A custom preparation workflow was applied to convert docking models into Amber-ready structures, followed by solvation and ion neutralization.
Force Field and Solvation¶
Protein parameters were assigned using the ff14SB force field. Each complex was solvated in a TIP3P water box with periodic boundary conditions. Counter ions (Na⁺ and Cl⁻) were added to neutralize the system and mimic physiological ionic strength.
Figure 1 shows the Solvated system of peptide–HLA-B27 complex before MD simulation
Figure 1:Solvated peptide–HLA-B27 system before MD simulation
MD Simulation Protocol¶
All MD simulations were performed using GROMACS 2024 Abraham et al. (2015),. After system preparation, each complex underwent a standard multi-step MD protocol consisting of energy minimization, equilibration, and production simulation.

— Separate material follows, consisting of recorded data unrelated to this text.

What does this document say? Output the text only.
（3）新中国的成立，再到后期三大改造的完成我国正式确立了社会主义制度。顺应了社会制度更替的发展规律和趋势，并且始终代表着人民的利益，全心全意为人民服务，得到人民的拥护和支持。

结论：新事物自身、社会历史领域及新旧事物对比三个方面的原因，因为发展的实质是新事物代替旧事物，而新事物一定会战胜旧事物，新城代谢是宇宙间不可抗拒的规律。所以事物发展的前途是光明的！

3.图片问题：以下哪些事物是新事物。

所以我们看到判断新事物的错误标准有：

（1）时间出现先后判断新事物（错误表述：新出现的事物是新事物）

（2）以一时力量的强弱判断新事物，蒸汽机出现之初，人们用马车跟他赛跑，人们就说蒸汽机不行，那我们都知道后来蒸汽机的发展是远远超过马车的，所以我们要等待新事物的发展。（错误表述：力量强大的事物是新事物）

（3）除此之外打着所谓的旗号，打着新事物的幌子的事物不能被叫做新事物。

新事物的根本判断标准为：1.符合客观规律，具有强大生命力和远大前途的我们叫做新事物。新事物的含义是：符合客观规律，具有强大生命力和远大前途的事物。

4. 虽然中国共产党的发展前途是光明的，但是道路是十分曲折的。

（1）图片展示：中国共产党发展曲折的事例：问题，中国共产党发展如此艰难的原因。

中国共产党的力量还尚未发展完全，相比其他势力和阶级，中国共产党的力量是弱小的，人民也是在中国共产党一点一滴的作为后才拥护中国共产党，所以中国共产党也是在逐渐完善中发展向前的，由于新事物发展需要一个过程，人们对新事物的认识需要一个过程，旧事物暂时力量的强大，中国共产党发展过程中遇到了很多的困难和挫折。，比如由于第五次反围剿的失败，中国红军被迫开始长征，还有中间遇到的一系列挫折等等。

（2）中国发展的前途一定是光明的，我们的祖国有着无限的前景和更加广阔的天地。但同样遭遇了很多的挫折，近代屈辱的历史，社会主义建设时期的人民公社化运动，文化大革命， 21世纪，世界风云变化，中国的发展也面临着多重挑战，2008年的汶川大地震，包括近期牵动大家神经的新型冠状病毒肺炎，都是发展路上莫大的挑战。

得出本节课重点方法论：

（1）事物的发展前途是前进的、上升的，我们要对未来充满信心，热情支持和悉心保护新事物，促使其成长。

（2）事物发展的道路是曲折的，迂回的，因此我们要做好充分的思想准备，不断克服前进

Energy minimization was performed to remove steric clashes and unfavorable contacts. This was followed by equilibration under constant volume (NVT) and constant pressure (NPT) conditions to stabilize temperature and pressure. Finally, production MD simulations were carried out to sample biologically relevant conformational dynamics.
Simulation Conditions¶
Simulations were performed at a temperature of 300 K and a pressure of 1 bar. Long-range electrostatics were treated using the Particle Mesh Ewald (PME) method, and a time step of 2 fs was used. Production simulations were run for up to 1 μs for each complex.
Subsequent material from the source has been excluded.